As arrogant as I am, I am fully aware that I am not classic male model material. I was born skinny, not thin, not trim. I was born with eye the color of a dirty swimming pool on a cloudy day. I was born not classic. Still, I am tall, I have hair, and I possess and unshakable belief that all things are possible to him that believeth. I sometimes even feel all my “shortcomings” might, if honed, if bent just right, if captured by Terry Richardson himself, might make me a very beautiful man. I sometimes feel I am the Big Bang. A cataclysmic, once in history event of dirty eyed, crooked nosed, tall tall awesome.
But how to become a male model? One very hot summer’s day, I walked from Manhattan’s Meatpacking District toward the downtown Ritz-Carlton. I was going to meet the owner of one of the most respected male model agencies. I was going to get famous.
The Ritz-Carlton doorman eyed me as I drifted past him into the cool of hackneyed decadence and the agent owner was waiting for me at the bar. He had a kind but business-first face and he looked over at me and I launched into my pitch.
“So, here it is. My lover thought that Gavin Newsom was too handsome and it upset me greatly and I’ve been thinking about male beauty and its relation to power ever since and I have decided that…”
He finished my thought. “That you want to become a male model and that you want me to represent you.”
“Yes” I answered. “I want to be famously beautiful. I want to discover, first hand, if there is really power in beauty. And I want to spite my lover for the Newsom incident and also the newer Armie Hammer incidents.”
He looked at me some more, this time carefully, and asked how tall I was. I replied I was 6’4″. He said that I was too tall. I was taken aback. Isn’t height the very building block of male beauty? He told me that 6’2″ is ideal and I said,
“Yes, I am 6’2.”
He said,
“No. You are 6’4.”
And kept looking carefully. Thankfully, he continued. “6’2” and a 31 inch waist.”

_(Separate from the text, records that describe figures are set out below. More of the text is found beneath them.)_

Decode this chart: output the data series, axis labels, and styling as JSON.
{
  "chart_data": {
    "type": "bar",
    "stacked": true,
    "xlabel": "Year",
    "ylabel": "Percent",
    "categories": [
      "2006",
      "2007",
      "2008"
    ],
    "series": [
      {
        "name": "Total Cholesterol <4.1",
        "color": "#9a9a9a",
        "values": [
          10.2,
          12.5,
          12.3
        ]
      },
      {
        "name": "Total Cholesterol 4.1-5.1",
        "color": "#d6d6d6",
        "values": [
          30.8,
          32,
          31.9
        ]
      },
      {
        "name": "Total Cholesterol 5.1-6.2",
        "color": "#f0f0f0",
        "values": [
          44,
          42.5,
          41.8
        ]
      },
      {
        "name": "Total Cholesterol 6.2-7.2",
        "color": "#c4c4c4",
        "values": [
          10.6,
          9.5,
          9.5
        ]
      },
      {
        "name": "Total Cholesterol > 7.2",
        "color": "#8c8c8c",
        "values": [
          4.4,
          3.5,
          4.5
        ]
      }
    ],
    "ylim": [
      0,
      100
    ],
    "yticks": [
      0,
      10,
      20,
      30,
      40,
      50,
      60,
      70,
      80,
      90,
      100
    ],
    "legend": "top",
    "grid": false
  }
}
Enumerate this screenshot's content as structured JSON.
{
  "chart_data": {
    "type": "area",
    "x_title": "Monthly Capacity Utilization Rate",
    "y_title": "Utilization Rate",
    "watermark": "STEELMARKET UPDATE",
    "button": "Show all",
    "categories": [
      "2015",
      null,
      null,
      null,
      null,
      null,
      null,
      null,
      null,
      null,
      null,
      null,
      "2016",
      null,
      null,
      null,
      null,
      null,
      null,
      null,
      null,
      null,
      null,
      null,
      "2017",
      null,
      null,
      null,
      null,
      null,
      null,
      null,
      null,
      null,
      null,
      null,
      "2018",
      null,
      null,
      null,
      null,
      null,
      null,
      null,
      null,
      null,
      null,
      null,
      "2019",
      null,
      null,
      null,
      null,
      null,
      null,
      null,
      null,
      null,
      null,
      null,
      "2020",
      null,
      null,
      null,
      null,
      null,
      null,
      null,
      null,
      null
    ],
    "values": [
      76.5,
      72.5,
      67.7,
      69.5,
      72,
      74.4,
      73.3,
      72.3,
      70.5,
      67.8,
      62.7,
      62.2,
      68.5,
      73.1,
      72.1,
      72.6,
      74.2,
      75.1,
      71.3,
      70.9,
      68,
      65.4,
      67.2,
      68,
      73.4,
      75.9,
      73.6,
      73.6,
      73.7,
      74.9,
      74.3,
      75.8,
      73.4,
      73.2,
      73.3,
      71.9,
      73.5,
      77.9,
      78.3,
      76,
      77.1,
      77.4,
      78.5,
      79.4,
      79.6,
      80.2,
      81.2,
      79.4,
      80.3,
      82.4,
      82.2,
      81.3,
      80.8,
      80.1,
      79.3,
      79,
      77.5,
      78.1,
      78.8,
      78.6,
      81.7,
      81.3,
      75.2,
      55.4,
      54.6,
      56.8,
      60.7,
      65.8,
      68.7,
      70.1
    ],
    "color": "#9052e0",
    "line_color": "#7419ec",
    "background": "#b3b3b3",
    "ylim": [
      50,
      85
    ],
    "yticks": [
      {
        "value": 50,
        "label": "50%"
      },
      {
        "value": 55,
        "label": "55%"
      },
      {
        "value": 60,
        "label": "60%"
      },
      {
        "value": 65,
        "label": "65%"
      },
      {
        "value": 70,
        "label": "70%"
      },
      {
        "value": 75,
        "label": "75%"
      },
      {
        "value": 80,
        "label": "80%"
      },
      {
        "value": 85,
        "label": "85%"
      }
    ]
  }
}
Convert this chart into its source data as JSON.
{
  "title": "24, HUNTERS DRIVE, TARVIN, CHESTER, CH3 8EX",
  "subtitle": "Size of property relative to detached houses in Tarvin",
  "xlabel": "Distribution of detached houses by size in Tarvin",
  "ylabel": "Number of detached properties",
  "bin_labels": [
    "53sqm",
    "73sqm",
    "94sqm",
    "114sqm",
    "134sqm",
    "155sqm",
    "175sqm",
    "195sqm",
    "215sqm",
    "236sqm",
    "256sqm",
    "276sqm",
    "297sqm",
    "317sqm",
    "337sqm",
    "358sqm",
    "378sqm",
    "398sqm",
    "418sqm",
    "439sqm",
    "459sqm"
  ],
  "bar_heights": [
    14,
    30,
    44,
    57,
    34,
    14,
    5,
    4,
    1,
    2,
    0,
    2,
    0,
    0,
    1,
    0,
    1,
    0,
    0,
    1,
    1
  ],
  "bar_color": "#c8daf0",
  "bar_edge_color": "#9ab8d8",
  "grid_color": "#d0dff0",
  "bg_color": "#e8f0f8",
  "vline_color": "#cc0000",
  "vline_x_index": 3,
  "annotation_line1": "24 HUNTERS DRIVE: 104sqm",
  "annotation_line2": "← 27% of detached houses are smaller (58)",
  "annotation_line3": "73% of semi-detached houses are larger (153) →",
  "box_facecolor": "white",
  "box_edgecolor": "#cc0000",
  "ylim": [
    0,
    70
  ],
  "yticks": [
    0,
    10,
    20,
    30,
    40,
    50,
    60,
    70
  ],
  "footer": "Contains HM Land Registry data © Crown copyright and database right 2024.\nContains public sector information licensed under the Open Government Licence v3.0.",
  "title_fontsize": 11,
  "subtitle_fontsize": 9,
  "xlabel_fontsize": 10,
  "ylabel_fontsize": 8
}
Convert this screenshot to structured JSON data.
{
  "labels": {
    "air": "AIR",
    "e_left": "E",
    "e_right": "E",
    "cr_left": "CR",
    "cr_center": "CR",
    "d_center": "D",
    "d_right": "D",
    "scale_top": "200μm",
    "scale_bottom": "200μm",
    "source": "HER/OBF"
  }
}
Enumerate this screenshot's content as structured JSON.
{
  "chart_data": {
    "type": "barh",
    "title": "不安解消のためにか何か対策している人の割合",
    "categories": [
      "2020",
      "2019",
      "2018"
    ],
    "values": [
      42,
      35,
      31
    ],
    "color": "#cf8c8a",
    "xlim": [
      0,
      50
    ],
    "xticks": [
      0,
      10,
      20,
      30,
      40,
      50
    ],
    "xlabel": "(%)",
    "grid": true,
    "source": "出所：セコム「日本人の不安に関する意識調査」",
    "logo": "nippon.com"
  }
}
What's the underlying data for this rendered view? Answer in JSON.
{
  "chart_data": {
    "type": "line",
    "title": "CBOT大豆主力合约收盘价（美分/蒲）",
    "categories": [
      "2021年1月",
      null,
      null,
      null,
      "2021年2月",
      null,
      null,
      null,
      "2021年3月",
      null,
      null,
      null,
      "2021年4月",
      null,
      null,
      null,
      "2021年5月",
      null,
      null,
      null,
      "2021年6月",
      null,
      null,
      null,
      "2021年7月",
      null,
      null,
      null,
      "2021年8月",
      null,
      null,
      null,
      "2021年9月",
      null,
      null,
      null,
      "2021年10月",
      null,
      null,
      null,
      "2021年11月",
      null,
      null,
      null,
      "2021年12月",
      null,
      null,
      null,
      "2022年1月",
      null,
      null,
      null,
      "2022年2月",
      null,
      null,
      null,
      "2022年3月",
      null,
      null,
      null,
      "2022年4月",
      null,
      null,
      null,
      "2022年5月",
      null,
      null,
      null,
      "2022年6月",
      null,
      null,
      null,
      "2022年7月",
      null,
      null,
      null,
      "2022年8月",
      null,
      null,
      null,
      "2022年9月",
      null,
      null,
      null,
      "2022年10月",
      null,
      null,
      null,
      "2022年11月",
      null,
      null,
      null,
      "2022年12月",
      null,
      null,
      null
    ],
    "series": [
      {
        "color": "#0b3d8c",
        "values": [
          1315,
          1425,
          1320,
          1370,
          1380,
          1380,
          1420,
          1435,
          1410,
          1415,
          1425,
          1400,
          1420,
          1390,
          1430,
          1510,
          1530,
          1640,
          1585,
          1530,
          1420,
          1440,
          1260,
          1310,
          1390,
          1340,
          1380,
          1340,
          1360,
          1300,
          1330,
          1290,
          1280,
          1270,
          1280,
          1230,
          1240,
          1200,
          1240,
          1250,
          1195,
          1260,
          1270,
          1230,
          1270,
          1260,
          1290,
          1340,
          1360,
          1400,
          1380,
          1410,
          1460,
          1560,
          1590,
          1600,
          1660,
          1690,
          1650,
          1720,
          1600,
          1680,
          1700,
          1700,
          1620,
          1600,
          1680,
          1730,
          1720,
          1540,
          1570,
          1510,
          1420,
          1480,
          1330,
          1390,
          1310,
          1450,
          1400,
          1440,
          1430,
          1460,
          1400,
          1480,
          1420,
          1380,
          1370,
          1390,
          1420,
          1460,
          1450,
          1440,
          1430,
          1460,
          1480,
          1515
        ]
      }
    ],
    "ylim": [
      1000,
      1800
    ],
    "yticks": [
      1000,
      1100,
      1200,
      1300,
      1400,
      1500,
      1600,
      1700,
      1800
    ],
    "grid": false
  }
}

My waist was 31 inches! Usually! And I told him so.
He looked down and said, “You know, male models are winners of the genetic lottery. That’s it. And, don’t get me wrong, you are a good looking guy but…” I kept staring at him and kept a straight face but burned inside and thought, “I’m the Big Bang, motherfucker. I’ll show you and all your beauty industry cohorts that beauty can be willed!” Sensing my passion, or wanting me to leave, he cracked. “OK I’ll do it. I’ll help you.” I don’t know why he decided. Maybe he just wanted to send an “unusual taste” down the mineshaft. That is what he called me, an unusual taste, when I asked if I should get a nose job. “No no no no. No need. You have tattoos and a certain, whatever. Look. You will already be an unusual taste…” He then told me I had to gain 15 pounds of muscle, while studying my arms, and get my teeth whitened.
We parted ways and I was fifteen pounds of muscle, and a trip to the dentist, away from the start of an adventure.